The Other Number Brands Hope You Don't Check

Protein content is only part of the story. The other question worth asking: what else is in it?

A product can hit 15g of protein per 100g while also containing 20g of added sugar, palm oil, and a list of additives that fills half the label.

That's not a protein snack. That's a sugar snack with a marketing budget.

Real high-protein eating means protein-dense food that isn't quietly undermined by what surrounds it.

What to Actually Look For

When evaluating a "protein snack," run this three-point check:

1. Protein per 100g, not per serving. Serving sizes are often 20–30g for a reason.
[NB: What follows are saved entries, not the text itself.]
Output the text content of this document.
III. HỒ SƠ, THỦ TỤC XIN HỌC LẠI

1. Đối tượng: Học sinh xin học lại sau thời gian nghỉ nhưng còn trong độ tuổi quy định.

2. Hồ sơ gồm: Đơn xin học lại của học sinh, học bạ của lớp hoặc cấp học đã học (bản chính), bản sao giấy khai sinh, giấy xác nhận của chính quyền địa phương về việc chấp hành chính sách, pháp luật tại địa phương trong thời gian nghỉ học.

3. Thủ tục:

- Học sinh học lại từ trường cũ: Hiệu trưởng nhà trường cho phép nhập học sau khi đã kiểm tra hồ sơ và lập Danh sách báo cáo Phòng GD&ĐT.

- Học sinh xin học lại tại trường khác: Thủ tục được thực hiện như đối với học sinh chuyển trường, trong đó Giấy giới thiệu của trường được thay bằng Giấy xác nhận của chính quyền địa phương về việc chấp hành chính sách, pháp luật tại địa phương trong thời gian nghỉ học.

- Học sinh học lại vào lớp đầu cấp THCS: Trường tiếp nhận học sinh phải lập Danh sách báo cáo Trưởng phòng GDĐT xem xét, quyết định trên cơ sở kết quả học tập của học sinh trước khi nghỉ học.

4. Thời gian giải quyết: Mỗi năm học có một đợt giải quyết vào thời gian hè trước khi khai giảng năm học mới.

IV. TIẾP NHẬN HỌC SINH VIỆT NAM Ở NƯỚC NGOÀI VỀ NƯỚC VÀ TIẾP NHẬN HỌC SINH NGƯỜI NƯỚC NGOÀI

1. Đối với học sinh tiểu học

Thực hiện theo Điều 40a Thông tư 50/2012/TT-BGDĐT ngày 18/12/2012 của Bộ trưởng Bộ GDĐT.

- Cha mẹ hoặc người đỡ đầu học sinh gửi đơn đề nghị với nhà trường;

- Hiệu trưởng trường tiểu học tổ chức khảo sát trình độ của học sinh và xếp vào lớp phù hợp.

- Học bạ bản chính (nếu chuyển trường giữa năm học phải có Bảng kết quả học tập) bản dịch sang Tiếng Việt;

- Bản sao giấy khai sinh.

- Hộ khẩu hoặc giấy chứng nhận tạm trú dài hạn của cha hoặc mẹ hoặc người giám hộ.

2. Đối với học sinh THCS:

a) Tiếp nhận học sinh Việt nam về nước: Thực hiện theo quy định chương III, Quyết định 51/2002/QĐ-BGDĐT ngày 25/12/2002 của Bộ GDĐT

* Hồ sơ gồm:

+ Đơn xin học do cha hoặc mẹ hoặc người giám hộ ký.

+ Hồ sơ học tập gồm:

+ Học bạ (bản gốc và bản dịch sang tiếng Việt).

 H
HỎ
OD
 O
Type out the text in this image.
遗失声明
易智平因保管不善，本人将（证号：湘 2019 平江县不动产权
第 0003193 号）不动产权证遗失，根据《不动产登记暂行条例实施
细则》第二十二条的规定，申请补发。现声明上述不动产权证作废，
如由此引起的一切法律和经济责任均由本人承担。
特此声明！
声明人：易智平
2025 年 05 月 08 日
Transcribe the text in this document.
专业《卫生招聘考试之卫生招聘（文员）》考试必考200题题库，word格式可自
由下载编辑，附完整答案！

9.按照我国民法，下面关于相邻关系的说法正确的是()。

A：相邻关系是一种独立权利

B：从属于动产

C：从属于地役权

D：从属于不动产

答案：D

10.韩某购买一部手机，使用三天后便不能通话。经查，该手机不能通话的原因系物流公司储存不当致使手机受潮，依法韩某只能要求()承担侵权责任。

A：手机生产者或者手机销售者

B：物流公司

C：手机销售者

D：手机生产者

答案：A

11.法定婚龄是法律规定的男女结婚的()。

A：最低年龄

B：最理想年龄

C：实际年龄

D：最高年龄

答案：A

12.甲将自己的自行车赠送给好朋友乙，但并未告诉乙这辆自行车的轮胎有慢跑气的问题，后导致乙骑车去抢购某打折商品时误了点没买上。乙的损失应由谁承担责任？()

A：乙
2. Added sugar. Anything above 5g per 100g of added sugar in a "healthy" product is worth questioning.

3. Ingredient list length. More than 10–12 ingredients in a snack usually means something is being masked.

The Honest Version

Our cashews have 18g of protein per 100g. Five ingredients. Zero added sugar.

Our protein bites hit 21–30g of protein per 100g depending on the variant. Short ingredient list. Dates-sweetened. No compromise.

Our protein powder is 67g of protein per 100g. Seven ingredients. Lab tested every batch.

These are protein products. Not snacks with a protein story.

Read the back of the pack. Every time.